Limitations to Consider
While exciting, it is important to contextualize these findings within the study's limitations. First, the diagnoses of AD and PD in the EHR data, primarily from primary and secondary care, were not systematically biomarker-confirmed. This means the study captured clinically diagnosed cases, which may differ from those confirmed through advanced imaging or cerebrospinal fluid analyses. Second, symptom and disease definitions relied on coded data (SNOMED-CT, Read, ICD-10), which might not capture all relevant symptoms or disease incidences due to potential underreporting in routine clinical practice. For instance, specific motor signs in PD might be less frequently coded than other conditions.
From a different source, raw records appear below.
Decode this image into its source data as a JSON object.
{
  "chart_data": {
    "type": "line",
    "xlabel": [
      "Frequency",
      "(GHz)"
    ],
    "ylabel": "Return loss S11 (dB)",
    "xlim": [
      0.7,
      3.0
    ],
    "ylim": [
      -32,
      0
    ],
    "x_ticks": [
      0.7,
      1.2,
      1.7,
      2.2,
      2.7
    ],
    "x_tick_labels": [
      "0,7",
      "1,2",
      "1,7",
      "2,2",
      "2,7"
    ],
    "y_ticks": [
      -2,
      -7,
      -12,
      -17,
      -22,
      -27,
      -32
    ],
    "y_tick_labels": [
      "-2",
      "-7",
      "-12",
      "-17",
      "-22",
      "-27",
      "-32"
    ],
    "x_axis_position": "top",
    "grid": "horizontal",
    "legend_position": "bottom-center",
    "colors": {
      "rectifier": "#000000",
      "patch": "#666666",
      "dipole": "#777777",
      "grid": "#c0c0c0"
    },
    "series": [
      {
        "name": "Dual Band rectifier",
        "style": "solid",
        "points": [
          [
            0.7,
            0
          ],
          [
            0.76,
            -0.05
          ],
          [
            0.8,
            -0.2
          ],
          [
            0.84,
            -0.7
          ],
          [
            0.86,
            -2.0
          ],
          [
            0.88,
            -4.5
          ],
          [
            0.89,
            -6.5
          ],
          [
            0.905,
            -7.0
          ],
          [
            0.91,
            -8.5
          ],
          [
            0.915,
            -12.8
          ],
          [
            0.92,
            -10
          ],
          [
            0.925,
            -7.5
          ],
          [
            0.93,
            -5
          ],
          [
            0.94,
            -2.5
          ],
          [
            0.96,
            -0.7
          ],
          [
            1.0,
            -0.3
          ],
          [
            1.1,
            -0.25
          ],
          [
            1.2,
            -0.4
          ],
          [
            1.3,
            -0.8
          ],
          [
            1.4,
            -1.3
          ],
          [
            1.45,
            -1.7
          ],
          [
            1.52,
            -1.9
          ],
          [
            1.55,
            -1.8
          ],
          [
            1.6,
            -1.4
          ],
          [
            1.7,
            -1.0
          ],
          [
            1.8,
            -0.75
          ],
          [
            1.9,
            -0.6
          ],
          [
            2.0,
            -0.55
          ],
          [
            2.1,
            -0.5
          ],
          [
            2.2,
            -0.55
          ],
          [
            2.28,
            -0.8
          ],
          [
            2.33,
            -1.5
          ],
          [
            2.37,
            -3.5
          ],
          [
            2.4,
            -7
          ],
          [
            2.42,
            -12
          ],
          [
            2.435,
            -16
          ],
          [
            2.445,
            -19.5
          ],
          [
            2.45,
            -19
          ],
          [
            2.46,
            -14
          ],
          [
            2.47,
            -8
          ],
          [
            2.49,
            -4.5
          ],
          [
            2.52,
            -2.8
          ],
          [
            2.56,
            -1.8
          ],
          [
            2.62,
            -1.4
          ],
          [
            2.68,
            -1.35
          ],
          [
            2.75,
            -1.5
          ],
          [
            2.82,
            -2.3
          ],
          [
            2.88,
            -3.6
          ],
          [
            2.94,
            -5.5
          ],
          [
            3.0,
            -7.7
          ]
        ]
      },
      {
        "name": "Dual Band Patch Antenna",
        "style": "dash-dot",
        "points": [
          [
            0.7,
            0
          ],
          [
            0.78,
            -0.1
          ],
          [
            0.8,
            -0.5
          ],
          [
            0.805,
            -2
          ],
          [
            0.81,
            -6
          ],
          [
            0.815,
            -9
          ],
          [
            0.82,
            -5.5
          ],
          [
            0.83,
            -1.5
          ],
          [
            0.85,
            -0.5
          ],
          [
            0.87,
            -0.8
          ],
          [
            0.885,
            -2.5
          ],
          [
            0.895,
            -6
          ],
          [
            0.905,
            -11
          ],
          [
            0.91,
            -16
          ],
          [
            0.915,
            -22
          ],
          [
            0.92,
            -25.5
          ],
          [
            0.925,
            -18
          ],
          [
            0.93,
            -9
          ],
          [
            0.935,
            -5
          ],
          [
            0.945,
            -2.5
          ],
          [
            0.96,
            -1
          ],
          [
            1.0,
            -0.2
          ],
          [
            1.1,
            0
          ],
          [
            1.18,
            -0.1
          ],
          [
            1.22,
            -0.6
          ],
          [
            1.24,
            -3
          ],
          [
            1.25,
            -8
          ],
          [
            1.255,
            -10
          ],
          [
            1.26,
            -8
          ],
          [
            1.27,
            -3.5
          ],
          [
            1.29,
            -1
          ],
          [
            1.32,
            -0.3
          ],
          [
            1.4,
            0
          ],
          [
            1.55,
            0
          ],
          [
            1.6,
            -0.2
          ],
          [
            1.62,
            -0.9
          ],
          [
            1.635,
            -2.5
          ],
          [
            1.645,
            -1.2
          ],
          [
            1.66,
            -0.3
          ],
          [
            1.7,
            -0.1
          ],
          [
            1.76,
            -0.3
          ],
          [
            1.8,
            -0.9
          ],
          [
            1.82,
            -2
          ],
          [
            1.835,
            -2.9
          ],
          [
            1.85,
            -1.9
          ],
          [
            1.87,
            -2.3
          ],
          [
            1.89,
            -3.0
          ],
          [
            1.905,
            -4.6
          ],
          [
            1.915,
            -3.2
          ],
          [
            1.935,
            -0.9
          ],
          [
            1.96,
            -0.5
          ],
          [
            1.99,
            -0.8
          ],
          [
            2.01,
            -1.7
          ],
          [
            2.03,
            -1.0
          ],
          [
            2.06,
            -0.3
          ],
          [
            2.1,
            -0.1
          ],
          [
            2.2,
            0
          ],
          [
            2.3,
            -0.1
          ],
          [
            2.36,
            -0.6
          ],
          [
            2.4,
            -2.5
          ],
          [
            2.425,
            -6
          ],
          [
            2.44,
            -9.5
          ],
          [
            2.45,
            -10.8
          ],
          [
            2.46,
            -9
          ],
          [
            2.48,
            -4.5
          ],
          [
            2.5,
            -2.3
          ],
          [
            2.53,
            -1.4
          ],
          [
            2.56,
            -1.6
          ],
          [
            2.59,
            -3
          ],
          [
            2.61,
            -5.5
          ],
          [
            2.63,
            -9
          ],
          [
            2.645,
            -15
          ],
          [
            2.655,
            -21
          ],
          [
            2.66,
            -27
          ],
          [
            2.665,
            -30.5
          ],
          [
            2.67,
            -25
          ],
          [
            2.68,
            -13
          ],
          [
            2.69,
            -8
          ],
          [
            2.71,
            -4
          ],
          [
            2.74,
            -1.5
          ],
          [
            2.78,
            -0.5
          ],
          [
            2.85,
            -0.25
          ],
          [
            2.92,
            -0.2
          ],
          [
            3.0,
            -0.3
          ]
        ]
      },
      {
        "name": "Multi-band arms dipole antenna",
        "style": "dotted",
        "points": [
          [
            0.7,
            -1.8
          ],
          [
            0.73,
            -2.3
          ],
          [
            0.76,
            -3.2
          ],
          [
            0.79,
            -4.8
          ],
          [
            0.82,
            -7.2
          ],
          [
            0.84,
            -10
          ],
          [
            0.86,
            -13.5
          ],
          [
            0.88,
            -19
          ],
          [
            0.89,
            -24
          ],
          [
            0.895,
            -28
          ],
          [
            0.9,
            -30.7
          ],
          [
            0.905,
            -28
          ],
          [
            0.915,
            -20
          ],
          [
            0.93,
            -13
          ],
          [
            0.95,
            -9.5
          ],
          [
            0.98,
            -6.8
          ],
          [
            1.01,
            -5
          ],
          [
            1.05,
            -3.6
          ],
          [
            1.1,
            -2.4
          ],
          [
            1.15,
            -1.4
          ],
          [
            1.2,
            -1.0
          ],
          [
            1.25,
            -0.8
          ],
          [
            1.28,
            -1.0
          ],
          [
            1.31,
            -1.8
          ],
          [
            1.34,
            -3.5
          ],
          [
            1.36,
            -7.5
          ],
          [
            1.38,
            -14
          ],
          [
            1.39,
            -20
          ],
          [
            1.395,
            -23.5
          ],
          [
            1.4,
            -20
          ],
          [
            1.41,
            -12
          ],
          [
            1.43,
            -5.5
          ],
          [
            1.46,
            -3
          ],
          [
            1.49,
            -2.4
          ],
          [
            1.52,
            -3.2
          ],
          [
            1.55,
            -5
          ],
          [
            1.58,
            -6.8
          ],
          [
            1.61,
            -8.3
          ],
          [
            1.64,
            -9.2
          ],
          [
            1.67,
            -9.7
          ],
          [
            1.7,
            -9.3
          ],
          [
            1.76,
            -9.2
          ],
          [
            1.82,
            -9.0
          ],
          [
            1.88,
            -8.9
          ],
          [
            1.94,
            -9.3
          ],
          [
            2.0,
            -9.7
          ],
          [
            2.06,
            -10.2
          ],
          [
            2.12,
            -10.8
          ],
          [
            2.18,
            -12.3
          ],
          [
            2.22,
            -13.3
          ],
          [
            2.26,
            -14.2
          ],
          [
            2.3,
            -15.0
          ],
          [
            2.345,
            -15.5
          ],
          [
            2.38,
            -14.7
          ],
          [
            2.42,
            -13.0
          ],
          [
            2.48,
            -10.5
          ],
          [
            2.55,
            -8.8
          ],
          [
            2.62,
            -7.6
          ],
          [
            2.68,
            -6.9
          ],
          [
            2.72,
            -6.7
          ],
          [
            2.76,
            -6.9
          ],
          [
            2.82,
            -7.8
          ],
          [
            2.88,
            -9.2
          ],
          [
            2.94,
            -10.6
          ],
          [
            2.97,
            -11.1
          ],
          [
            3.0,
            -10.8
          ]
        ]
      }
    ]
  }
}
Furthermore, critical cognitive testing data, such as MMSE scores, were only available for approximately 30% of participants, limiting the granularity of cognitive phenotype mapping. The authors also acknowledge the potential for detection bias in EHR-based NDD studies, where individuals with greater healthcare utilization might be more likely to have their conditions recorded. While adjustments were made for factors like visit frequency, some residual bias cannot be entirely ruled out. Finally, this analysis is exploratory and hypothesis-generating, reflecting population-level variation rather than definitive biological mechanisms.
The Road Ahead: Towards Personalized Neurodegenerative Care
This study lays critical groundwork, but the journey towards personalized neurodegenerative care is ongoing. The next research steps will involve integrating more granular clinical and imaging data, standardized cognitive testing, and temporally aligned longitudinal biomarker profiles. This multimodal integration will be crucial to bridge the gap between routine clinical information and emerging biological models of NDDs.
Future studies should also consider a case-control design that incorporates biomarker-defined AD and PD alongside non-dementia comparators. This would help to further validate the specificity of these identified clusters and clarify whether the observed vascular or metabolic profiles are truly disease-specific or reflect broader aging-related processes. Ultimately, the goal is to develop integrative risk frameworks that capture both genetic predispositions and comorbidity-related contributions to disease heterogeneity. For patients and clinicians alike, the question remains: how quickly can these data-driven insights translate into actionable tools that prevent, delay, or better manage these complex and devastating conditions? The potential for a future where neurodegenerative care is truly tailored to the individual patient’s unique biological and clinical profile is now more tangible than ever.